Weekly newsletter

No final deal has been reached on the usage of EUR 214.6 million (HUF 77 billion) worth of EEA and Norway Grants, after parties failed to agree on the manager organization of the civil funds (some 11% of the total sum). It has long been known that the Hungarian government has desired greater control over the distributor NGO. Meanwhile, the Norwegian Foreign Minister blames the Hungarian government for refusing to agree on the most relevant bidder, but the Orbán administration insists that Norway owes this money and that they are still open to negotiation.

According to the PMO chief’s announcement made at his regular press briefing on Thursday, selection of the organization overseeing the distribution of the Norway Grants has failed. Gergely Gulyás’s declaration came in the wake of last year’s agreement when parties finally seemed to have brokered a deal, at least for the overwhelming amount of the sum. As a matter of fact, after two previous rounds of the fund allocation had been well agreed upon, negotiations on this third cycle’s allocation began back in 2016.

It is important to note that the overwhelming part of the money has been no matter of debate: the IT Ministry would have gotten considerable amounts for climate and energy policies, SME for innovation projects. Similarly, the Interior Ministry would have received a good sum for Roma integration programs. Only some 10% of it is really being argued about: around EUR 10.8 (HUF 3.9 billion), due for the civil sphere.

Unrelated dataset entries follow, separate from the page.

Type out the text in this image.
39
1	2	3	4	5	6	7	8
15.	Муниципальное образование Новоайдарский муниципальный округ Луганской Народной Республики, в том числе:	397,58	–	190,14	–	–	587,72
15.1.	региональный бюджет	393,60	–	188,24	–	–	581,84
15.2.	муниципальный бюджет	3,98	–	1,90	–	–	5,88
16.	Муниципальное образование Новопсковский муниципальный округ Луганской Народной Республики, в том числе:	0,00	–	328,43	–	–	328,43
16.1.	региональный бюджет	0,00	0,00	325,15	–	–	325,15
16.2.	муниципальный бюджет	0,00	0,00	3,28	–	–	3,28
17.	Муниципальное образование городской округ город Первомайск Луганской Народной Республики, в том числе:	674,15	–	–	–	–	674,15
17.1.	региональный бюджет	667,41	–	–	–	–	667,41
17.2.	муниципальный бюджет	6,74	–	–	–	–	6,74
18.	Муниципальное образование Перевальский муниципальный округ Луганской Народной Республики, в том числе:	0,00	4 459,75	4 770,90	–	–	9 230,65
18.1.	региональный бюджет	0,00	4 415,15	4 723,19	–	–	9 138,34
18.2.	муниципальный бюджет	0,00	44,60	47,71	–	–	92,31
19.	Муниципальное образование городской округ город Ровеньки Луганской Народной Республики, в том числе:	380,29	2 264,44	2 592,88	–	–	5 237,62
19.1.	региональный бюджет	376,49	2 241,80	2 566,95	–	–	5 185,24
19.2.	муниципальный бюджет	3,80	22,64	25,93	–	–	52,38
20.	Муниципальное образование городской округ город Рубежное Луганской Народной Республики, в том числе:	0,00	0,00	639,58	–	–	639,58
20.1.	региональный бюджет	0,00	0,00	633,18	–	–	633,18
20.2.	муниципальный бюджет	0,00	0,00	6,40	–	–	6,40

A lack of agreement, however, means that the rest of the money wouldn’t arrive either.

The failure is certainly not completely independent of the fact that the Fidesz administration has long been aiming for greater control over the funds and NGOs. Therefore, the grants’ distribution has been in the middle of domestic and diplomatic debates for quite some time. After the 2014 elections, Hungarian authorities raided the office of the Ökotárs Foundation (and those of certain recipient NGOs) responsible for the distribution of funds, while the Fidesz-led government said the grant had been used for political purposes (alleging links with green-centrist LMP). Additionally, they accused Ökotárs of unauthorized financial activities and lack of transparency. Many, on the other hand, viewed the government’s actions as an attack on the civil sphere, as the grant money would support NGOs involved with issues like human rights, equal opportunity, youth and children’s issues, the environment, and minority and vulnerable groups.

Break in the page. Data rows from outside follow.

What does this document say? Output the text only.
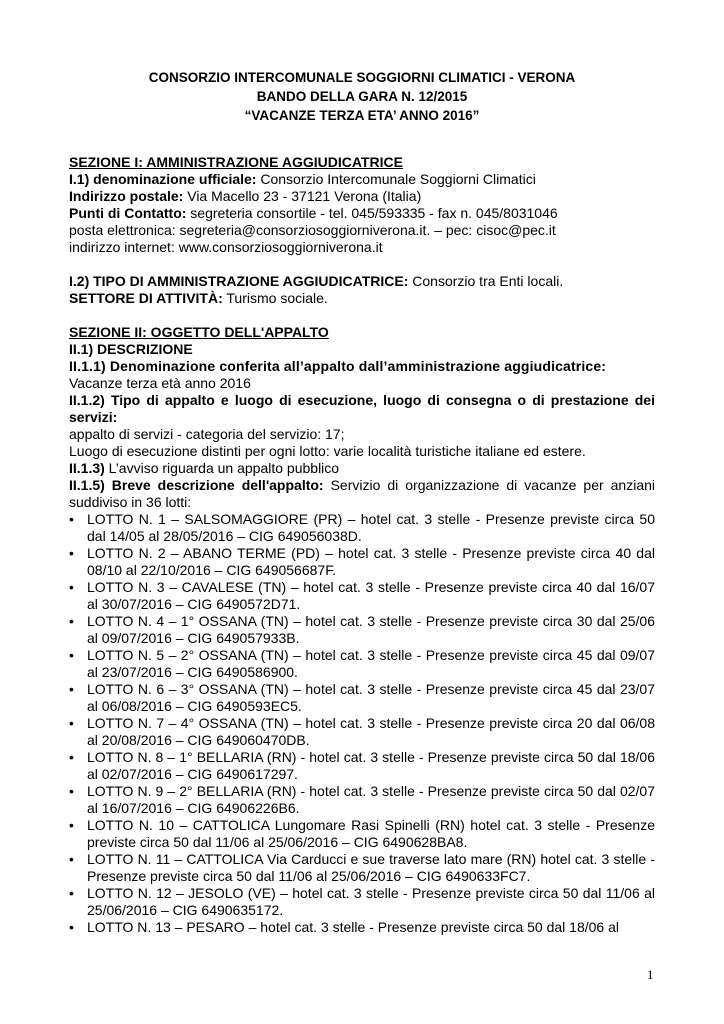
CONSORZIO INTERCOMUNALE SOGGIORNI CLIMATICI - VERONA
BANDO DELLA GARA N. 12/2015
“VACANZE TERZA ETA’ ANNO 2016”

SEZIONE I: AMMINISTRAZIONE AGGIUDICATRICE

I.1) denominazione ufficiale: Consorzio Intercomunale Soggiorni Climatici

Indirizzo postale: Via Macello 23 - 37121 Verona (Italia)

Punti di Contatto: segreteria consortile - tel. 045/593335 - fax n. 045/8031046

posta elettronica: segreteria@consorziosoggiorniverona.it. – pec: cisoc@pec.it

indirizzo internet: www.consorziosoggiorniverona.it

I.2) TIPO DI AMMINISTRAZIONE AGGIUDICATRICE: Consorzio tra Enti locali.

SETTORE DI ATTIVITÀ: Turismo sociale.

SEZIONE II: OGGETTO DELL'APPALTO

II.1) DESCRIZIONE

II.1.1) Denominazione conferita all’appalto dall’amministrazione aggiudicatrice:

Vacanze terza età anno 2016

II.1.2) Tipo di appalto e luogo di esecuzione, luogo di consegna o di prestazione dei servizi:

appalto di servizi - categoria del servizio: 17;

Luogo di esecuzione distinti per ogni lotto: varie località turistiche italiane ed estere.

II.1.3) L’avviso riguarda un appalto pubblico

II.1.5) Breve descrizione dell'appalto: Servizio di organizzazione di vacanze per anziani suddiviso in 36 lotti:

• LOTTO N. 1 – SALSOMAGGIORE (PR) – hotel cat. 3 stelle - Presenze previste circa 50 dal 14/05 al 28/05/2016 – CIG 649056038D.
• LOTTO N. 2 – ABANO TERME (PD) – hotel cat. 3 stelle - Presenze previste circa 40 dal 08/10 al 22/10/2016 – CIG 649056687F.
• LOTTO N. 3 – CAVALESE (TN) – hotel cat. 3 stelle - Presenze previste circa 40 dal 16/07 al 30/07/2016 – CIG 6490572D71.
• LOTTO N. 4 – 1° OSSANA (TN) – hotel cat. 3 stelle - Presenze previste circa 30 dal 25/06 al 09/07/2016 – CIG 649057933B.
• LOTTO N. 5 – 2° OSSANA (TN) – hotel cat. 3 stelle - Presenze previste circa 45 dal 09/07 al 23/07/2016 – CIG 6490586900.
• LOTTO N. 6 – 3° OSSANA (TN) – hotel cat. 3 stelle - Presenze previste circa 45 dal 23/07 al 06/08/2016 – CIG 6490593EC5.
• LOTTO N. 7 – 4° OSSANA (TN) – hotel cat. 3 stelle - Presenze previste circa 20 dal 06/08 al 20/08/2016 – CIG 649060470DB.
• LOTTO N. 8 – 1° BELLARIA (RN) - hotel cat. 3 stelle - Presenze previste circa 50 dal 18/06 al 02/07/2016 – CIG 6490617297.
• LOTTO N. 9 – 2° BELLARIA (RN) - hotel cat. 3 stelle - Presenze previste circa 50 dal 02/07 al 16/07/2016 – CIG 64906226B6.
• LOTTO N. 10 – CATTOLICA Lungomare Rasi Spinelli (RN) hotel cat. 3 stelle - Presenze previste circa 50 dal 11/06 al 25/06/2016 – CIG 6490628BA8.
• LOTTO N. 11 – CATTOLICA Via Carducci e sue traverse lato mare (RN) hotel cat. 3 stelle - Presenze previste circa 50 dal 11/06 al 25/06/2016 – CIG 6490633FC7.
• LOTTO N. 12 – JESOLO (VE) – hotel cat. 3 stelle - Presenze previste circa 50 dal 11/06 al 25/06/2016 – CIG 6490635172.
• LOTTO N. 13 – PESARO – hotel cat. 3 stelle - Presenze previste circa 50 dal 18/06 al
1
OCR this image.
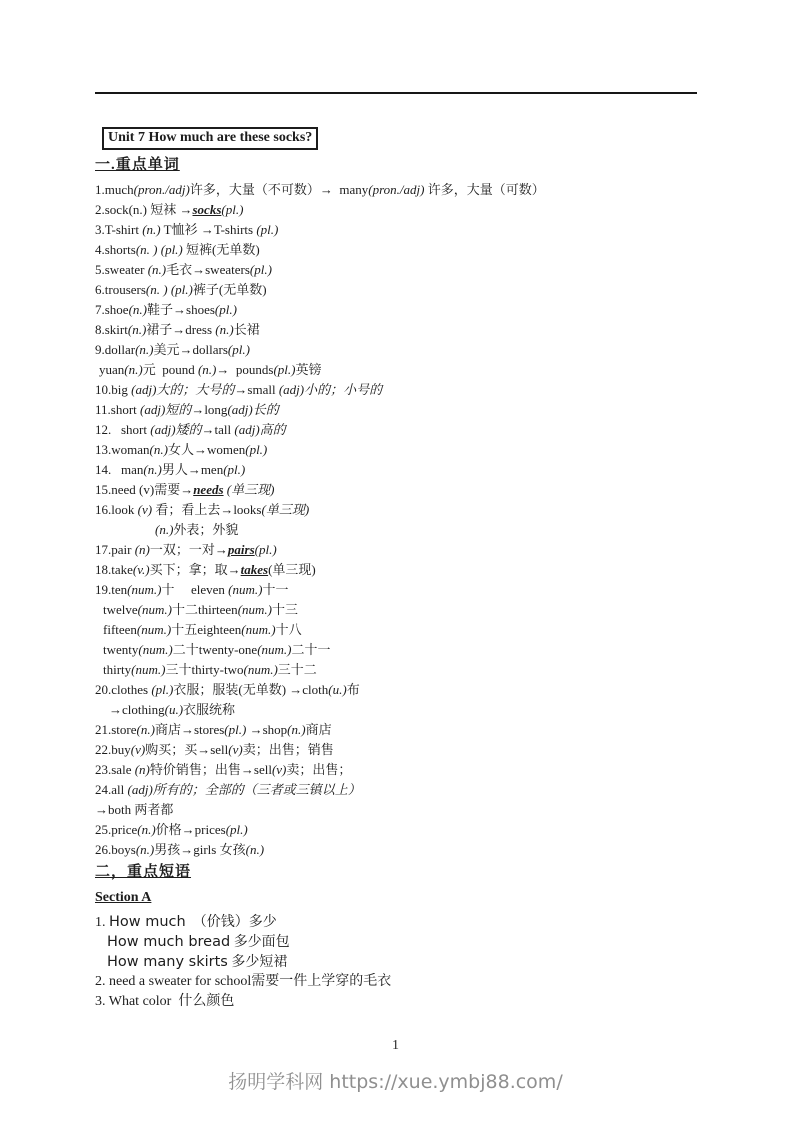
Unit 7 How much are these socks?
一.重点单词
1.much(pron./adj)许多，大量（不可数）→  many(pron./adj) 许多，大量（可数）
2.sock(n.) 短袜 →socks(pl.)
3.T-shirt (n.) T恤衫 →T-shirts (pl.)
4.shorts(n. ) (pl.) 短裤(无单数)
5.sweater (n.)毛衣→sweaters(pl.)
6.trousers(n. ) (pl.)裤子(无单数)
7.shoe(n.)鞋子→shoes(pl.)
8.skirt(n.)裙子→dress (n.)长裙
9.dollar(n.)美元→dollars(pl.)
yuan(n.)元  pound (n.)→  pounds(pl.)英镑
10.big (adj)大的；大号的→small (adj)小的；小号的
11.short (adj)短的→long(adj)长的
12.   short (adj)矮的→tall (adj)高的
13.woman(n.)女人→women(pl.)
14.   man(n.)男人→men(pl.)
15.need (v)需要→needs (单三现)
16.look (v) 看；看上去→looks(单三现)
(n.)外表；外貌
17.pair (n)一双；一对→pairs(pl.)
18.take(v.)买下；拿；取→takes(单三现)
19.ten(num.)十 eleven (num.)十一
twelve(num.)十二thirteen(num.)十三
fifteen(num.)十五eighteen(num.)十八
twenty(num.)二十twenty-one(num.)二十一
thirty(num.)三十thirty-two(num.)三十二
20.clothes (pl.)衣服；服装(无单数) →cloth(u.)布
→clothing(u.)衣服统称
21.store(n.)商店→stores(pl.) →shop(n.)商店
22.buy(v)购买；买→sell(v)卖；出售；销售
23.sale (n)特价销售；出售→sell(v)卖；出售；
24.all (adj)所有的；全部的（三者或三镇以上）
→both 两者都
25.price(n.)价格→prices(pl.)
26.boys(n.)男孩→girls 女孩(n.)
二，重点短语
Section A
1. How much  （价钱）多少
How much bread 多少面包
How many skirts 多少短裙
2. need a sweater for school需要一件上学穿的毛衣
3. What color  什么颜色
1
扬明学科网 https://xue.ymbj88.com/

The debate soon led to diplomatic tensions, and while Norway and the other countries have consistently denied political activities, auditing also didn’t confirm any kind of wrongdoing. For some time, payments were also suspended by the donor countries and the government came under criticism from, for example, the Council of Europe and the OSCE. Meanwhile, the government still insisted that it should have a role in the distribution of the grants and blamed the Norwegian government’s “insistence on supporting the civil organizations of [US billionaire] George Soros.”

Fact

Hungary is the third largest recipient of EEA and Norway Grants, a contribution on the part of Norway, Iceland, and Liechtenstein to reduce social and economic disparities in the EEA (even though they are not EU members, they benefit from the EU single market). The support has two categories: the distribution of the larger amount, the economic development money decided by the government, while funding for civil society goes to the NGOs.

NGO money distribution in the middle of controversy

After the aforementioned December agreement, the Norwegian state’s representatives and the Hungarian government should have reached a consensus on who should be the distributing NGOs. Relevant parties have yet to disclose many of the details of the process, only some press information, and speculations are available on the mere existence of background deals and (political) debates. First it was speculated that following the aforementioned 2014 events, a background deal might have been brokered: in exchange for the government to give up their control over (or according to critics, their harassment) of the relevant organizations, they can have a say in appointing the managing organization.

The actual applicants, those of which would have been wanted by Hungary and Norway, are also yet to be revealed. The Hungarian Red Cross (receiver of state subsidies, therefore its independence is perhaps doubtful) previously confirmed their application, while the International Children’s Safety Service, chaired by House Speaker László Kövér (Fidesz) himself, were also said to apply. Ökotárs Foundation (winner of the two previous cycles, therefore being perhaps the most relevant bidder), the one attacked by the government in 2014, aimed to be in the running too.

Government: We remain open to consultation

While in the other countries those civil organization-bound support is independent of the ruling governments, the Fidesz-led administration sees it otherwise. According to the PMO Head, Norway “does owe us this money, but they have yet to find a way to pay it.”

A statement from the Prime Minister’s office, meanwhile, besides pointing out that Norway owes this money, explains that “under the Cooperation Agreement between donor countries and Hungary, a new NGO fund manager will be appointed through consensus, which has yet to be found. Hungary, however, remains open to come to an agreement (…) By setting a new deadline, it is possible to continue the negotiations, which the Hungarian party has proposed.”

Norway: Hungary didn’t ok the most professionally qualified applicant

“I can confirm that we haven’t reached a consensus after a long and comprehensive process. In our opinion, the EEA and Norway Funds could have been very useful in particular to support civil society in Hungary, to boost economic, energy, and climate innovation, and to promote minority rights,” the Norwegian Foreign Minister commented.

“Donor countries in all the 15 beneficiary countries have an unconditional prerequisite for the civil society support fund to be managed independently of the authorities. Hungary agreed to this, but didn’t accept that the mandate should be given to the most professionally qualified applicant. Therefore, we couldn’t reach an agreement, and as a consequence of the December 2020 agreement with Hungary, there won’t be any EEA and Norway Fund programs in Hungary in the current funding period,” Ine Eriksen Søreide explained.

Anyhow, this latest suspension has not yet resulted in a loss of money, as parties have until spring 2024 to spend the available funds.